Rhenald Kasali, mengatakan bahwa perempuan Indonesia harus memiliki sifat tertentu agar menjadi pebisnis atau pemimpin sukses, salah satunya sifat tenang. Karena ambisi yang terlalu besar pada perempuan justru akan menjadi bumerang. Ditambah lagi kata pepatah yang mengatakan "Dibalik perempuan sukses ada cinta yang gagal". Pernyataan tersebut membuat perempuan merelakan cita-citanya terkubur dalam-dalam akibat konstruk pemikiran yang dibuat masyarakat di ranah publik.

Tuhan menciptakan laki-laki dan perempuan untuk saling melengkapi tidak untuk saling mendominasi. Setiap individu manusia memiliki kekurangan dan kelebihannya masing-masing. Mengetahui kekurangan masing-masing individu bukan untuk terlihat lemah tetapi untuk menciptakan bagaimana kekurangan mampu menjadi kelebihan. Tugas manusia kepada sesama manusia adalah saling membantu bekerja sama untuk mengelola bumi. Karena manusia adalah 'Khalifah fil Ardh' baik laki-laki maupun perempuan. 
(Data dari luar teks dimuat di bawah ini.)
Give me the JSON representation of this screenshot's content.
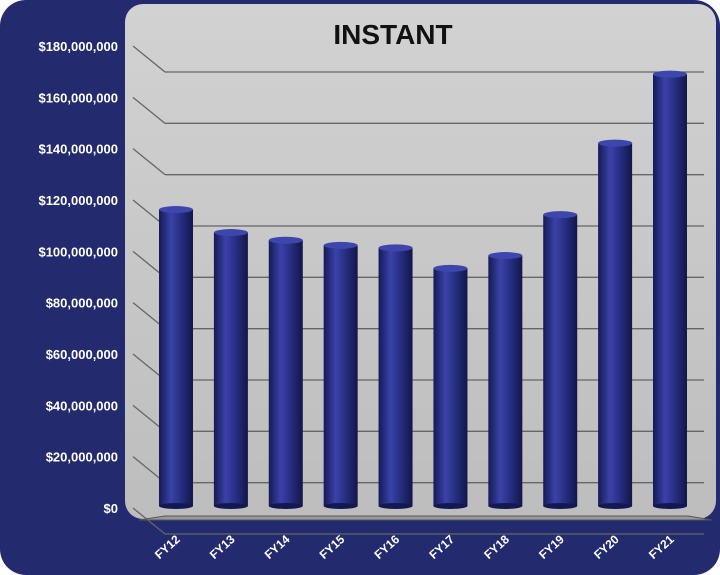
{
  "chart_data": {
    "type": "bar",
    "title": "INSTANT",
    "categories": [
      "FY12",
      "FY13",
      "FY14",
      "FY15",
      "FY16",
      "FY17",
      "FY18",
      "FY19",
      "FY20",
      "FY21"
    ],
    "values": [
      116000000,
      107000000,
      104000000,
      102000000,
      101000000,
      93000000,
      98000000,
      114000000,
      142000000,
      169000000
    ],
    "y_ticks": [
      "$0",
      "$20,000,000",
      "$40,000,000",
      "$60,000,000",
      "$80,000,000",
      "$100,000,000",
      "$120,000,000",
      "$140,000,000",
      "$160,000,000",
      "$180,000,000"
    ],
    "ylim": [
      0,
      180000000
    ],
    "grid": true,
    "colors": {
      "frame": "#232a6e",
      "plot_background": "#c8c8c8",
      "bar": "#2a3188",
      "grid": "#666666"
    }
  }
}
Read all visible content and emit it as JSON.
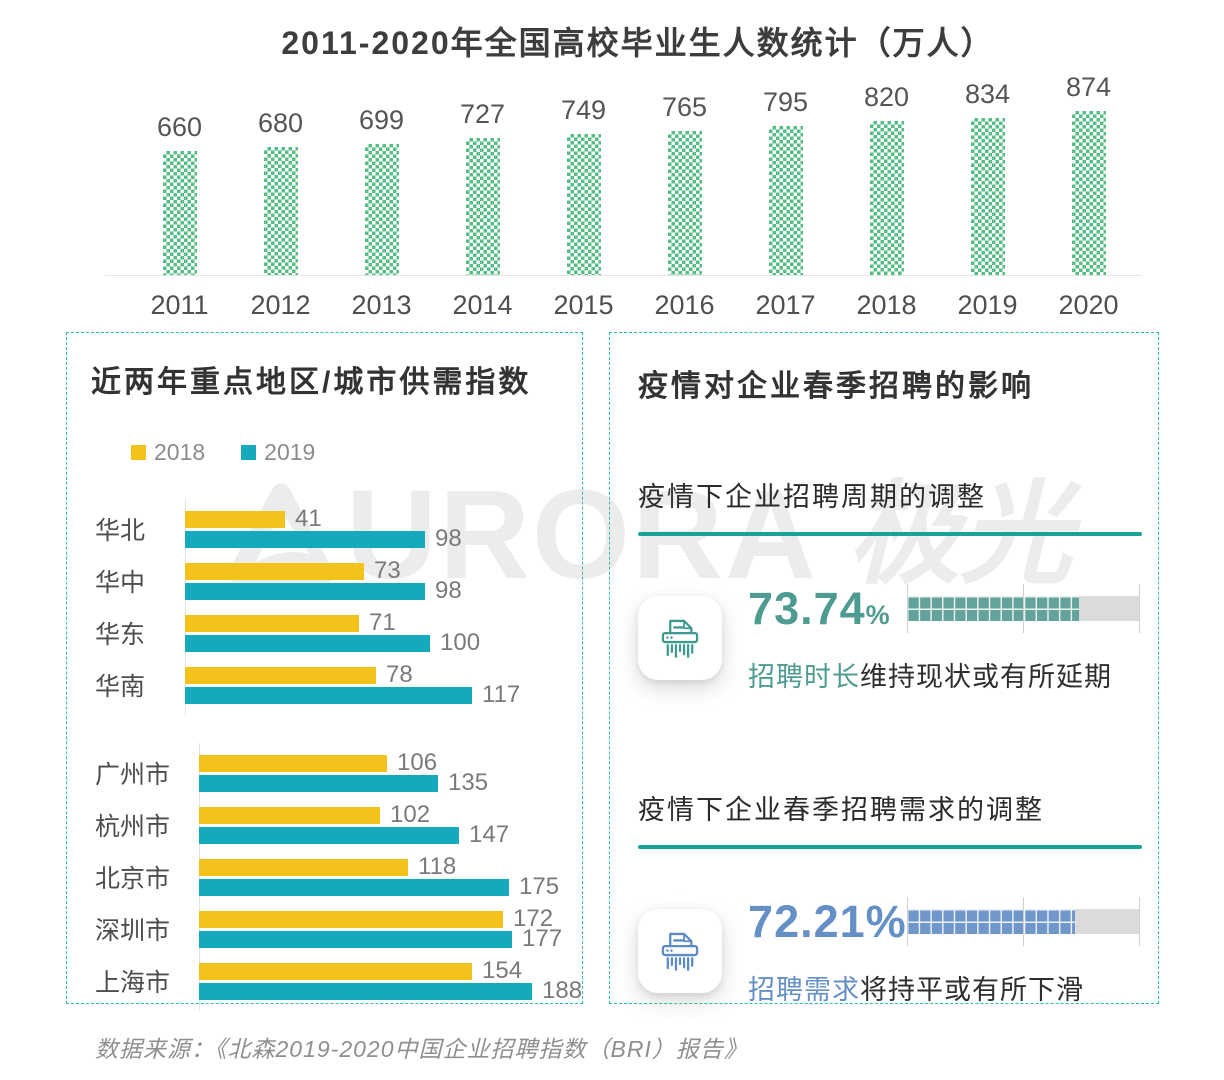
{
  "page": {
    "footer": "数据来源：《北森2019-2020中国企业招聘指数（BRI）报告》",
    "watermark_text": "URORA",
    "watermark_text_cn": "极光"
  },
  "top_chart": {
    "title": "2011-2020年全国高校毕业生人数统计（万人）"
  },
  "left_panel": {
    "title": "近两年重点地区/城市供需指数",
    "legend": [
      {
        "label": "2018",
        "color": "#F4C31B"
      },
      {
        "label": "2019",
        "color": "#15A9BE"
      }
    ]
  },
  "right_panel": {
    "title": "疫情对企业春季招聘的影响",
    "sections": [
      {
        "subtitle": "疫情下企业招聘周期的调整",
        "percent_num": "73.74",
        "percent_sym": "%",
        "percent_sym_small": true,
        "value": 73.74,
        "highlight": "招聘时长",
        "rest": "维持现状或有所延期",
        "accent": "#4E9C91",
        "fill": "#63A39B",
        "underline": "#17A398",
        "icon": "shredder-icon",
        "icon_color": "#3E9A90"
      },
      {
        "subtitle": "疫情下企业春季招聘需求的调整",
        "percent_num": "72.21",
        "percent_sym": "%",
        "percent_sym_small": false,
        "value": 72.21,
        "highlight": "招聘需求",
        "rest": "将持平或有所下滑",
        "accent": "#6590C5",
        "fill": "#7097C9",
        "underline": "#17A398",
        "icon": "shredder-icon",
        "icon_color": "#5B8AC4"
      }
    ]
  },
  "chart_data": [
    {
      "type": "bar",
      "title": "2011-2020年全国高校毕业生人数统计（万人）",
      "categories": [
        "2011",
        "2012",
        "2013",
        "2014",
        "2015",
        "2016",
        "2017",
        "2018",
        "2019",
        "2020"
      ],
      "values": [
        660,
        680,
        699,
        727,
        749,
        765,
        795,
        820,
        834,
        874
      ],
      "bar_color": "#55BE85",
      "bar_pattern": "checker",
      "value_labels_shown": true,
      "ylim": [
        0,
        874
      ],
      "grid": false,
      "legend_position": "none"
    },
    {
      "type": "bar",
      "orientation": "horizontal",
      "title": "近两年重点地区/城市供需指数",
      "legend_position": "top",
      "grid": false,
      "groups": [
        {
          "name": "regions",
          "categories": [
            "华北",
            "华中",
            "华东",
            "华南"
          ],
          "series": [
            {
              "name": "2018",
              "color": "#F4C31B",
              "values": [
                41,
                73,
                71,
                78
              ]
            },
            {
              "name": "2019",
              "color": "#15A9BE",
              "values": [
                98,
                98,
                100,
                117
              ]
            }
          ]
        },
        {
          "name": "cities",
          "categories": [
            "广州市",
            "杭州市",
            "北京市",
            "深圳市",
            "上海市"
          ],
          "series": [
            {
              "name": "2018",
              "color": "#F4C31B",
              "values": [
                106,
                102,
                118,
                172,
                154
              ]
            },
            {
              "name": "2019",
              "color": "#15A9BE",
              "values": [
                135,
                147,
                175,
                177,
                188
              ]
            }
          ]
        }
      ]
    },
    {
      "type": "bar",
      "orientation": "horizontal",
      "title": "疫情对企业春季招聘的影响",
      "xlim": [
        0,
        100
      ],
      "items": [
        {
          "label": "疫情下企业招聘周期的调整",
          "percent": 73.74,
          "caption": "招聘时长维持现状或有所延期"
        },
        {
          "label": "疫情下企业春季招聘需求的调整",
          "percent": 72.21,
          "caption": "招聘需求将持平或有所下滑"
        }
      ]
    }
  ]
}
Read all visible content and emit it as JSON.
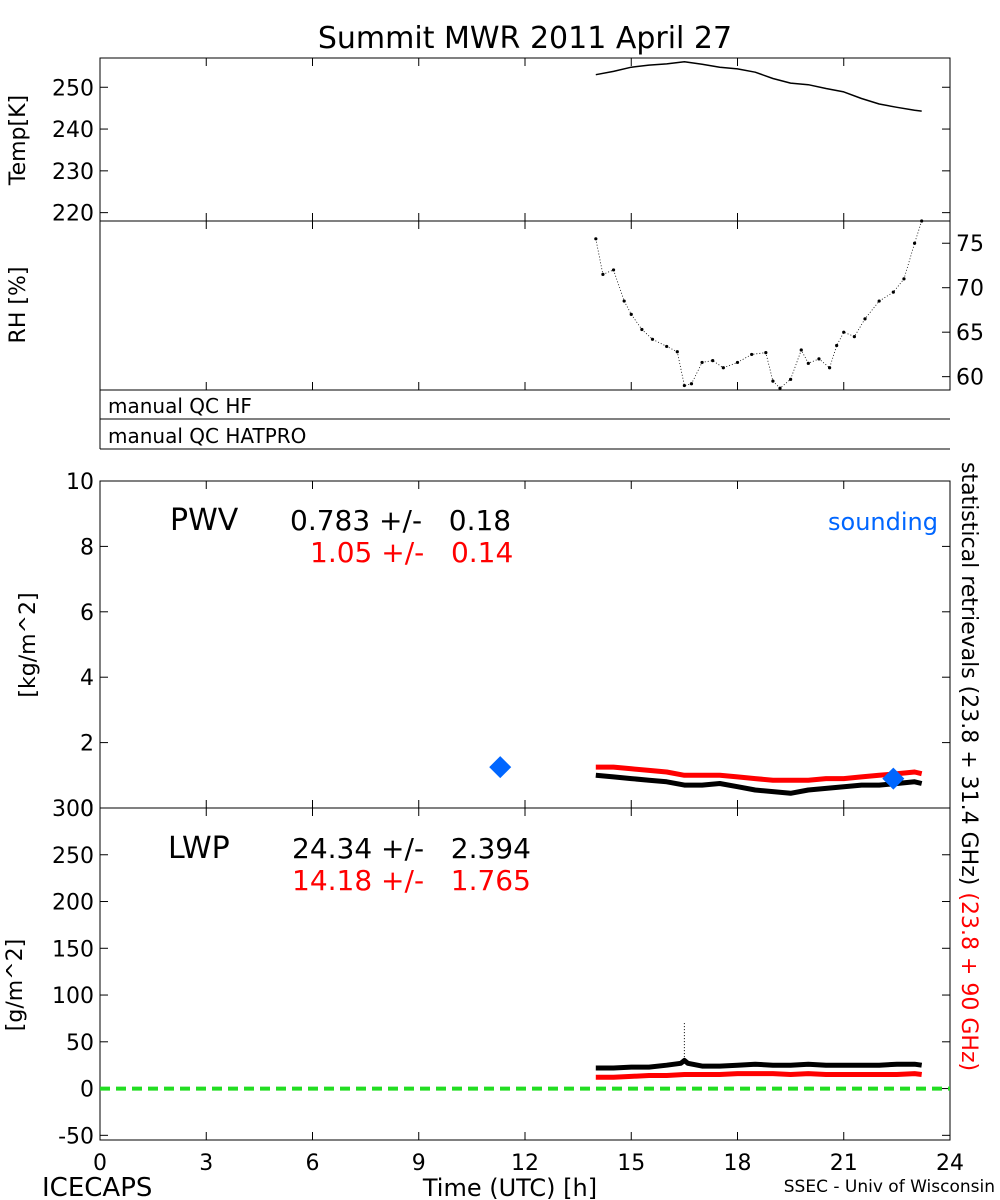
{
  "title": "Summit MWR 2011 April 27",
  "footer": {
    "left": "ICECAPS",
    "center": "Time (UTC) [h]",
    "right": "SSEC - Univ of Wisconsin"
  },
  "colors": {
    "hf": "#000000",
    "hatpro": "#ff0000",
    "sounding": "#0066ff",
    "zero_line": "#22dd22"
  },
  "chart_data": [
    {
      "id": "temp",
      "type": "line",
      "ylabel": "Temp[K]",
      "xlim": [
        0,
        24
      ],
      "ylim": [
        218,
        257
      ],
      "yticks": [
        220,
        230,
        240,
        250
      ],
      "series": [
        {
          "color": "#000000",
          "x": [
            14.0,
            14.5,
            15.0,
            15.5,
            16.0,
            16.5,
            17.0,
            17.5,
            18.0,
            18.5,
            19.0,
            19.5,
            20.0,
            20.5,
            21.0,
            21.5,
            22.0,
            22.5,
            23.0,
            23.2
          ],
          "y": [
            253.0,
            253.8,
            254.8,
            255.3,
            255.6,
            256.1,
            255.5,
            254.8,
            254.4,
            253.6,
            252.1,
            251.0,
            250.6,
            249.7,
            248.9,
            247.3,
            246.0,
            245.2,
            244.5,
            244.3
          ]
        }
      ]
    },
    {
      "id": "rh",
      "type": "scatter",
      "ylabel": "RH [%]",
      "xlim": [
        0,
        24
      ],
      "ylim": [
        58.5,
        77.5
      ],
      "yticks": [
        60,
        65,
        70,
        75
      ],
      "series": [
        {
          "color": "#000000",
          "x": [
            14.0,
            14.2,
            14.5,
            14.8,
            15.0,
            15.3,
            15.6,
            16.0,
            16.3,
            16.5,
            16.7,
            17.0,
            17.3,
            17.6,
            18.0,
            18.4,
            18.8,
            19.0,
            19.2,
            19.5,
            19.8,
            20.0,
            20.3,
            20.6,
            20.8,
            21.0,
            21.3,
            21.6,
            22.0,
            22.4,
            22.7,
            23.0,
            23.2
          ],
          "y": [
            75.5,
            71.5,
            72.0,
            68.5,
            67.0,
            65.3,
            64.2,
            63.4,
            62.8,
            59.0,
            59.2,
            61.6,
            61.8,
            61.0,
            61.6,
            62.5,
            62.7,
            59.5,
            58.7,
            59.7,
            63.0,
            61.5,
            62.0,
            61.0,
            63.5,
            65.0,
            64.5,
            66.5,
            68.5,
            69.5,
            71.0,
            75.0,
            77.5
          ]
        }
      ]
    },
    {
      "id": "qc",
      "type": "table",
      "rows": [
        "manual QC HF",
        "manual QC HATPRO"
      ]
    },
    {
      "id": "pwv",
      "type": "line",
      "ylabel": "[kg/m^2]",
      "xlim": [
        0,
        24
      ],
      "ylim": [
        0,
        10
      ],
      "yticks": [
        0,
        2,
        4,
        6,
        8,
        10
      ],
      "annotations": {
        "name": "PWV",
        "hf_stat": "0.783 +/-   0.18",
        "hatpro_stat": "1.05 +/-   0.14",
        "sounding_label": "sounding"
      },
      "series": [
        {
          "color": "#000000",
          "x": [
            14.0,
            14.5,
            15.0,
            15.5,
            16.0,
            16.5,
            17.0,
            17.5,
            18.0,
            18.5,
            19.0,
            19.5,
            20.0,
            20.5,
            21.0,
            21.5,
            22.0,
            22.5,
            23.0,
            23.2
          ],
          "y": [
            1.0,
            0.95,
            0.9,
            0.85,
            0.8,
            0.7,
            0.7,
            0.75,
            0.65,
            0.55,
            0.5,
            0.45,
            0.55,
            0.6,
            0.65,
            0.7,
            0.7,
            0.75,
            0.8,
            0.75
          ]
        },
        {
          "color": "#ff0000",
          "x": [
            14.0,
            14.5,
            15.0,
            15.5,
            16.0,
            16.5,
            17.0,
            17.5,
            18.0,
            18.5,
            19.0,
            19.5,
            20.0,
            20.5,
            21.0,
            21.5,
            22.0,
            22.5,
            23.0,
            23.2
          ],
          "y": [
            1.25,
            1.25,
            1.2,
            1.15,
            1.1,
            1.0,
            1.0,
            1.0,
            0.95,
            0.9,
            0.85,
            0.85,
            0.85,
            0.9,
            0.9,
            0.95,
            1.0,
            1.05,
            1.1,
            1.05
          ]
        }
      ],
      "sounding": {
        "x": [
          11.3,
          22.4
        ],
        "y": [
          1.25,
          0.9
        ]
      }
    },
    {
      "id": "lwp",
      "type": "line",
      "ylabel": "[g/m^2]",
      "xlim": [
        0,
        24
      ],
      "xticks": [
        0,
        3,
        6,
        9,
        12,
        15,
        18,
        21,
        24
      ],
      "ylim": [
        -55,
        300
      ],
      "yticks": [
        -50,
        0,
        50,
        100,
        150,
        200,
        250,
        300
      ],
      "annotations": {
        "name": "LWP",
        "hf_stat": "24.34 +/-   2.394",
        "hatpro_stat": "14.18 +/-   1.765"
      },
      "series": [
        {
          "color": "#000000",
          "x": [
            14.0,
            14.5,
            15.0,
            15.5,
            16.0,
            16.4,
            16.5,
            16.6,
            17.0,
            17.5,
            18.0,
            18.5,
            19.0,
            19.5,
            20.0,
            20.5,
            21.0,
            21.5,
            22.0,
            22.5,
            23.0,
            23.2
          ],
          "y": [
            22,
            22,
            23,
            23,
            25,
            27,
            30,
            27,
            24,
            24,
            25,
            26,
            25,
            25,
            26,
            25,
            25,
            25,
            25,
            26,
            26,
            25
          ]
        },
        {
          "color": "#ff0000",
          "x": [
            14.0,
            14.5,
            15.0,
            15.5,
            16.0,
            16.5,
            17.0,
            17.5,
            18.0,
            18.5,
            19.0,
            19.5,
            20.0,
            20.5,
            21.0,
            21.5,
            22.0,
            22.5,
            23.0,
            23.2
          ],
          "y": [
            12,
            12,
            13,
            14,
            14,
            15,
            15,
            15,
            16,
            16,
            16,
            15,
            16,
            15,
            15,
            15,
            15,
            15,
            16,
            15
          ]
        }
      ],
      "zero_line": 0,
      "spike": {
        "x": 16.5,
        "y": 70
      }
    }
  ],
  "right_label": {
    "black": "statistical retrievals (23.8 + 31.4 GHz)",
    "red": "(23.8 + 90 GHz)"
  }
}
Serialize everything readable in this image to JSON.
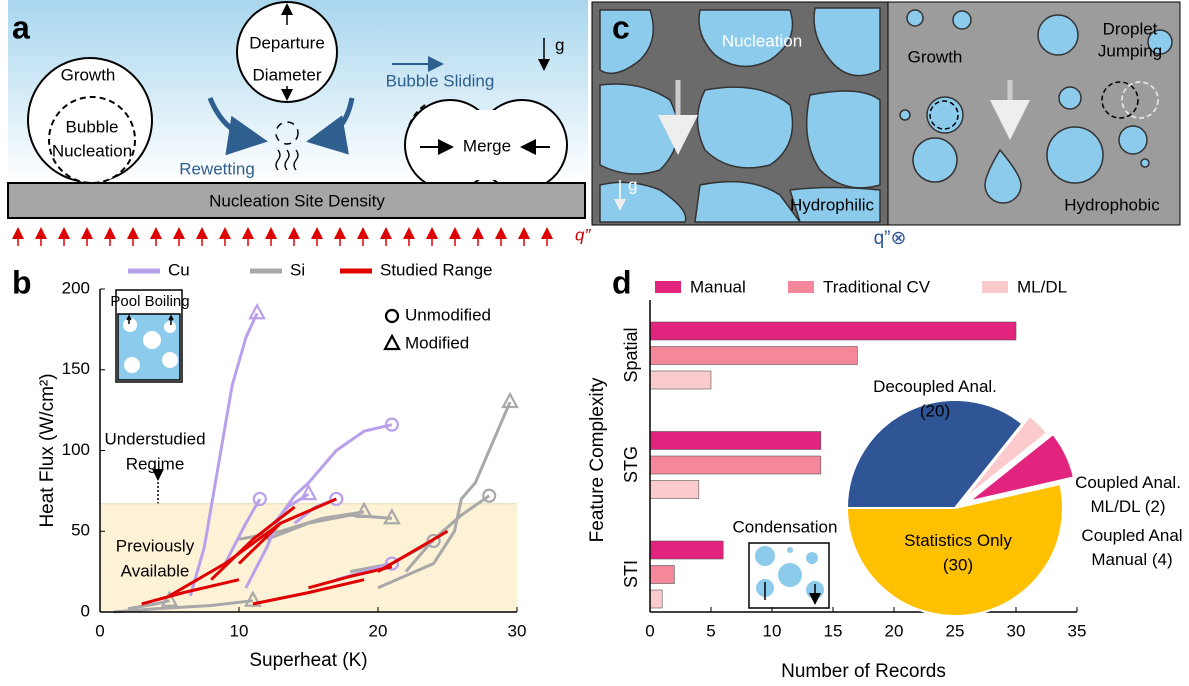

Sebagai sesama perempuan harus saling menguatkan bukan saling menjatuhkan. Karena selain support dari dirinya sendiri perempuan juga membutuhkan support dari eksternal yaitu lingkungannya. Buktikanlah perempuan mampu berdiri sendiri tanpa berkalang di belakang laki-laki tapi bukan berarti perempuan tidak membutuhkan cinta laki-laki.